I kept having the feeling as I was writing this code that there MUST be some already-existing way to do this that I'm just too blind to see. Is there a better pattern for this that I'm missing?

#

reanes (on September 23, 2008):

What I do is define a new test_settings.py file that looks like:

from settings import *
# add any additional or overridden settings and here
# you could add your automated syncdb stuff in here as well...

Then copy your manage.py to manage_test.py and change the line: "import settings" to "import test_settings as settings"
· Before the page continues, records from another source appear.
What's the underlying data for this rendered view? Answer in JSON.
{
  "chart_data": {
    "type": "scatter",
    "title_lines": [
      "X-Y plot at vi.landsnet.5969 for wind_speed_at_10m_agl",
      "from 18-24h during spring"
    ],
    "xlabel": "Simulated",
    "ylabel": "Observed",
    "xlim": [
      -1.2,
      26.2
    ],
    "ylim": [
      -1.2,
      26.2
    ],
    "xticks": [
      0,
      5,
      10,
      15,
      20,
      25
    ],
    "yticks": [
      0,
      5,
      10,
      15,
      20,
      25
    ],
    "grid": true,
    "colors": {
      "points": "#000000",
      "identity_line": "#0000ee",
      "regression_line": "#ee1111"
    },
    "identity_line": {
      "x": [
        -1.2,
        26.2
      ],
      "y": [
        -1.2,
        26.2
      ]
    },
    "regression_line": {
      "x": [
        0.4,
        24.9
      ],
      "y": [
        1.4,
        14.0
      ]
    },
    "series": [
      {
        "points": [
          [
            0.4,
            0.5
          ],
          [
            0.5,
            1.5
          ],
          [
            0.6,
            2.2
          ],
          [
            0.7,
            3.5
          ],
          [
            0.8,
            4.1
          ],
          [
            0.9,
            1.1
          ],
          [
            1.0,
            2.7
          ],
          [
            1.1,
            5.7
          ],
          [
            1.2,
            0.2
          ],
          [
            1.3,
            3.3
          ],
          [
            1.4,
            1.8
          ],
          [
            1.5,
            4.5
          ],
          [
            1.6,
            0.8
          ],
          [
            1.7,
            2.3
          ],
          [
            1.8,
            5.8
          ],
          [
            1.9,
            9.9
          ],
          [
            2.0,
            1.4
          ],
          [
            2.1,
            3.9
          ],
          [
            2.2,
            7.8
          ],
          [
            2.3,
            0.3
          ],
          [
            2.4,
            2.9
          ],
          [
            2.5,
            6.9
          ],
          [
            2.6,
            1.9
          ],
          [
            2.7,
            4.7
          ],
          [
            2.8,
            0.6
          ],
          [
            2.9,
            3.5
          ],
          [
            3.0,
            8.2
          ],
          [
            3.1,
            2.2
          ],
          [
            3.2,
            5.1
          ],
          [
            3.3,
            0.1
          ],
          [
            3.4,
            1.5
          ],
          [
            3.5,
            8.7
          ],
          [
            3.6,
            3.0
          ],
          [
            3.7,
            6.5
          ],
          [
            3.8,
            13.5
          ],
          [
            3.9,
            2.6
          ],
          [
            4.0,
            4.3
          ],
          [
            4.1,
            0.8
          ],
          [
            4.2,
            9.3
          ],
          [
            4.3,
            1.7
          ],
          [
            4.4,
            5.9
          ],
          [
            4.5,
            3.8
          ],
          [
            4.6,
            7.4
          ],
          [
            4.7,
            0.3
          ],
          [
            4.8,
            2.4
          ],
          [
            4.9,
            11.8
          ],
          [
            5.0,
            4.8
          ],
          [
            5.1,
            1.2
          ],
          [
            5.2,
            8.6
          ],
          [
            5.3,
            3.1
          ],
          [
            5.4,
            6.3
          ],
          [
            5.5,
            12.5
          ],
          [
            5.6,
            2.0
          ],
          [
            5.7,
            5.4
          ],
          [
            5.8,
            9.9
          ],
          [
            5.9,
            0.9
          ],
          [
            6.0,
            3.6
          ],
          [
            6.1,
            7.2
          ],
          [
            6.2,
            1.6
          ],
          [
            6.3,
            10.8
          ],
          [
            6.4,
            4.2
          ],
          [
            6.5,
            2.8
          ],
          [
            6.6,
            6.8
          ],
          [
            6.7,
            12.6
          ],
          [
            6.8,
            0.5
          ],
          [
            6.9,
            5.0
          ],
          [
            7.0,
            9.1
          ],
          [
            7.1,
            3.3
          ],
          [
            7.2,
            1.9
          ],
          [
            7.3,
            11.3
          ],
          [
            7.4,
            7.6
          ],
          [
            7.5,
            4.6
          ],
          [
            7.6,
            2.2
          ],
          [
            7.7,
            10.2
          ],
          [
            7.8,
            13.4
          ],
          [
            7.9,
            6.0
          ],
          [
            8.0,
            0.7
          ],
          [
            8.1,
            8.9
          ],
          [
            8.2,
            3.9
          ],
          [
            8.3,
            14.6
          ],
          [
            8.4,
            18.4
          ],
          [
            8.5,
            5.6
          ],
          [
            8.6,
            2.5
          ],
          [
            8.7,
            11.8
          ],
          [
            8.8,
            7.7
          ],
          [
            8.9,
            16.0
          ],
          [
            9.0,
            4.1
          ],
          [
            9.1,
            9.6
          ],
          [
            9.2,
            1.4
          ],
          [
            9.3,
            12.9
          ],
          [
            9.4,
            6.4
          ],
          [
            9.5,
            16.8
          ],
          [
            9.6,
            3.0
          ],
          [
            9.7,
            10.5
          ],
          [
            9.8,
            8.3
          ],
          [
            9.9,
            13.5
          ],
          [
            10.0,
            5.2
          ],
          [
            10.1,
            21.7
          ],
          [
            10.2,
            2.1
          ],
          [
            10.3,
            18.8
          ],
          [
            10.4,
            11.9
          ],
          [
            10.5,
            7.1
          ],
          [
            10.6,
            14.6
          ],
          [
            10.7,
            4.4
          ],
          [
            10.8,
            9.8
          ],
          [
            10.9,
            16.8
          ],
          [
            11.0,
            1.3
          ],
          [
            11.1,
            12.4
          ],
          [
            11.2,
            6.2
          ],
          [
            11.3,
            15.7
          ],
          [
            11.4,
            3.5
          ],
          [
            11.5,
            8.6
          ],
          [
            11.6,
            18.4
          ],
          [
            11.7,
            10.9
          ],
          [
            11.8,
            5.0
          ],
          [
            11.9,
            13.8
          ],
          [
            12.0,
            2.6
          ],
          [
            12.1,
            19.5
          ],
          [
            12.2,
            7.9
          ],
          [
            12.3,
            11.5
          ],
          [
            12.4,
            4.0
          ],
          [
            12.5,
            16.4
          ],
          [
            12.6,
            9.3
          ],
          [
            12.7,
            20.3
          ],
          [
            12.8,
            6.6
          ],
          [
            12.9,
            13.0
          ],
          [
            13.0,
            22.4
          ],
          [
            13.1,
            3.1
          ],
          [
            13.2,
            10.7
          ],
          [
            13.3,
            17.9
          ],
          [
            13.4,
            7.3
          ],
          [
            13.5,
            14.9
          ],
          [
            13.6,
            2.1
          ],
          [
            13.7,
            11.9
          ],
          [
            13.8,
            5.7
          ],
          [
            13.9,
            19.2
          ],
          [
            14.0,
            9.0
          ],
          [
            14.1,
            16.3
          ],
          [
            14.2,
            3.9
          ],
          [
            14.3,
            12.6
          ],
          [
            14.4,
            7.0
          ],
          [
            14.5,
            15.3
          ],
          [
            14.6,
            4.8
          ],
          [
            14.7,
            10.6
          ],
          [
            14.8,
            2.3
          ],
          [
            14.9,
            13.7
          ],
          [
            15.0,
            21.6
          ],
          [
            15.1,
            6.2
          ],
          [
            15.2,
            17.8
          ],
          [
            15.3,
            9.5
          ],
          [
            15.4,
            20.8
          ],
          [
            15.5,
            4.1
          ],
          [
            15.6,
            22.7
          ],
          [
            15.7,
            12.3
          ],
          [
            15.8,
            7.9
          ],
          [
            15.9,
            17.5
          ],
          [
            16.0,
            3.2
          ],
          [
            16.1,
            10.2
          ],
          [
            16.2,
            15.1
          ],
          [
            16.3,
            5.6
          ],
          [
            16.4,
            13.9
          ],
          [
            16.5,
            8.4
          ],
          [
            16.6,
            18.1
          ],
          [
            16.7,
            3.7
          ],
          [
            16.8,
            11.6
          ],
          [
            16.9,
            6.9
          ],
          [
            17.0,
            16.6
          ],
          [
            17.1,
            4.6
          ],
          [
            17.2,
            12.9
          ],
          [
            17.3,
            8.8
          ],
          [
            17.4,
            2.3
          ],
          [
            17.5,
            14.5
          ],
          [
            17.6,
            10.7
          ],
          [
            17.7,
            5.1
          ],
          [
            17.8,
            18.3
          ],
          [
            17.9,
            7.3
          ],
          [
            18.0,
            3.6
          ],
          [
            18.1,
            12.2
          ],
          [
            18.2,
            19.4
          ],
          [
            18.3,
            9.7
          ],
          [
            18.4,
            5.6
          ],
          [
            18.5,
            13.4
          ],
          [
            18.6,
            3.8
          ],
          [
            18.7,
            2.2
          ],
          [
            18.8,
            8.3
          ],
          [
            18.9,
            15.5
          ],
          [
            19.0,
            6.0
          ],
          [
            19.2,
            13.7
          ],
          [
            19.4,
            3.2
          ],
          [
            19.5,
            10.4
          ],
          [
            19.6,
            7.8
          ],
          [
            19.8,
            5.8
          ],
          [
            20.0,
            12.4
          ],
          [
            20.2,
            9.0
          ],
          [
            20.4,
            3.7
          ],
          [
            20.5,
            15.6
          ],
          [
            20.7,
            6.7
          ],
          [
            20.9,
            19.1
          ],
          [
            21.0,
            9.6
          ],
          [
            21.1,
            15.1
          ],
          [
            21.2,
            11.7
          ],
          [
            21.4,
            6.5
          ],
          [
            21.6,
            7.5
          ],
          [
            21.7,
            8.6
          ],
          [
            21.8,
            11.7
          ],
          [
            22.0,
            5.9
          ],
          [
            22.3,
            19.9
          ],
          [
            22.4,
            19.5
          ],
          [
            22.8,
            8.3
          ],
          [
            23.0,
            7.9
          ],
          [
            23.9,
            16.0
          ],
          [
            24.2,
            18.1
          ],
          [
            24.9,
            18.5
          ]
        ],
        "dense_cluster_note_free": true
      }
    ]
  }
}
run manage_test.py instead of manage.py whenever you want to use your test settings.

#

bob84123 (on December 18, 2008):

reanes's suggestion is great. Just remember to use

from django.conf import settings

rather than 'import settings' in your code that reads the settings, otherwise it'll just read the normal settings.py anyway.

#

carljm (on February 3, 2009):

Hmm, that solution doesn't seem like it would cover my use cases. I often have particular apps that need particular test settings (or additional test models), and it doesn't make sense to include those in the test settings for every single app.

#

muhuk (on October 7, 2009):

@carljim: it complains that ImproperlyConfigured: App with label testapp could not be found when I modify INSTALLED_APPS (Django 1.1). syncdb below seems to work:

def syncdb(self):
    loading.cache.loaded = False
    loading.cache.app_store = SortedDict()
    loading.cache.app_models = SortedDict()
    loading.cache.app_errors = {}
    loading.cache.handled = {}
    loading.cache.postponed = []
    call_command('syncdb', verbosity=0)

#

muhuk (on October 7, 2009):

@carljim: I guess I was wrong, syncdb method was working just fine. But I had to subclass TransactionTestCase in order to get tables for new models created.

#

rix (on December 8, 2009):

Really nice, very useful snippet! Thanks!

#

carljm (on October 5, 2010):

Note that the syncdb portion of this will only work in Django 1.1+ if you subclass from TransactionTestCase, which will slow your tests significantly. I don't really recommend the use of this snippet anymore.

#

tobia (on November 5, 2012):

Nice, thanks.

A note about NO_SETTING: setting it to something unlikely and then using == for comparison is less than ideal, because the unlikely value ('!', None) could be used in some remote setting.

A better approach is to create a new object for it, for example NO_SETTING = object(), and then using ≪is≫ for comparison. This is cleaner and safer, because Python will make sure no other value will ever evaluate true for ≪x is NO_SETTING≫.